リストの要素数を取得する

配列ではなくてリストの要素数を取得するのにはどうすればよいか?というお話。

まず配列の場合はスカラコンテキストで評価するだけなんでとても楽。

 my @data  = qw/ a b c d /;
 my $count = @data; # 4

ではリストの場合はどうなるか?

配列と同じように書くなら

 my $count = qw/ a b c d /;

こうなるが、これは大間違いである。

リストをスカラコンテキストで評価すると最後の要素が返ってくるのでこの場合$countには「d」が入る。

とするならば一度配列で受け取り、その後にスカラコンテキストで評価するのが一番スマートなのかもしれない。

 my $count = my @tmp = qw/ a b c d /; # 4

しかしながら要素数を取得するだけなのに@tmpを広いスコープに置くのが嫌なのであればdoを使って囲ってしまうのが吉であろうか。

 my $count = do { my @tmp = qw/ a b c d / }; # 4

とかなんとか言いながら@tmpすら用意したくない不精な人にはこっちがオススメかもしれない。

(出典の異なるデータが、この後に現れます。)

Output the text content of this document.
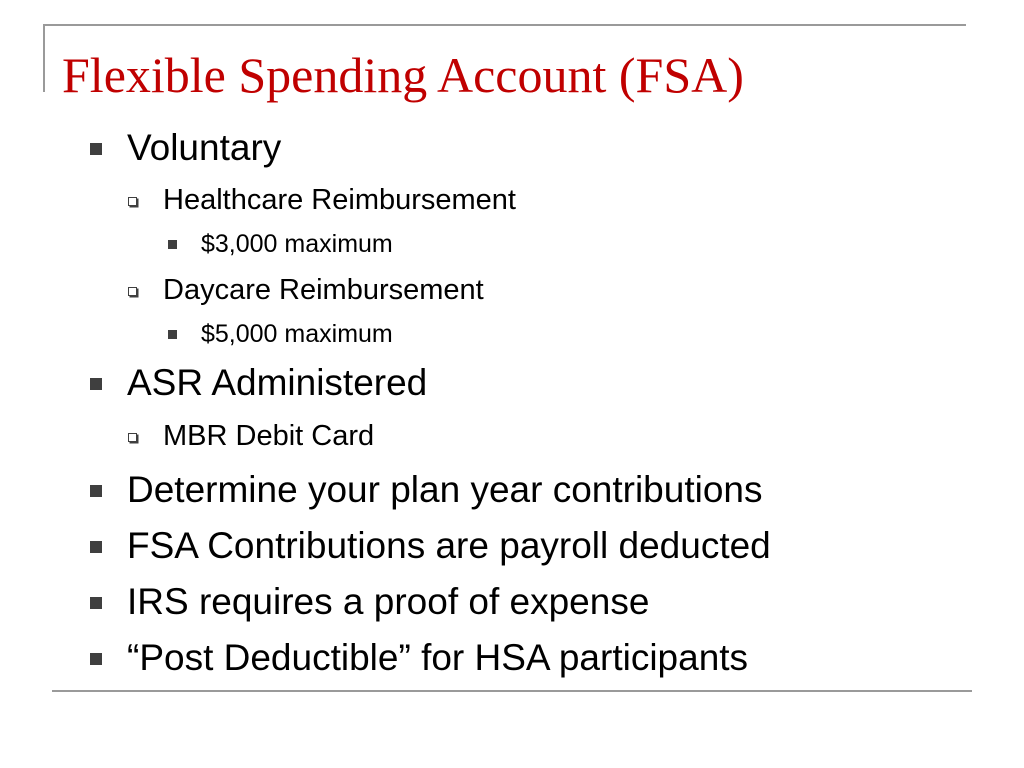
Flexible Spending Account (FSA)
Voluntary
Healthcare Reimbursement
$3,000 maximum
Daycare Reimbursement
$5,000 maximum
ASR Administered
MBR Debit Card
Determine your plan year contributions
FSA Contributions are payroll deducted
IRS requires a proof of expense
“Post Deductible” for HSA participants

 my $count = @{ [ qw/ a b c d / ] }; # 4

一度無名配列で受け取り、すぐさまデリファレンスしてそれをスカラコンテキストで評価するというわけだ。

ただし「無名配列使うのは反則だよ」と、意味のわからない正義感で物をいう人物にはこちらの方がシックリくるのではないかと思われる。

 my $count = map { 0 } qw/ a b c d /; # 4

mapを通すことによって戻り値が配列に変換されるので、それをスカラコンテキストで評価してやればまんまと要素数が取れるというわけだ。

でもmap使うなんて卑怯だよ!とか言うのであればgrep版でも用意してやれば文句あるまい。

 my $count = grep { 1 } qw/ a b c d /; # 4

だからmapやgrepみたいな標準関数使うな!と無茶を言うのであればもう自分でやるしかないな。

 my $count = sub { @_ }->( qw/ a b c d / ); # 4

無名サブルーチンを経由し、リストを@_配列に突っ込んでソレをそのまま返したのち、スカラコンテキストで評価して要素数を取得するというわけだ。

しかしながら一時変数もリファレンスも標準関数も自作関数も何もかも許せない頑固一徹な人にイチャモン付けられたのならもはやコレしかない。

 my $count = ( () = qw/ a b c d / ); # 4

ぬは。空リストで受け取った要素の数を取得するという方法だ。

これなら一時変数も用意しないしリファレンスも使用しないし標準関数も自作関数ですら使わなくて且つタイプ数さえも短くて超素敵!と納得してもらえるだろう。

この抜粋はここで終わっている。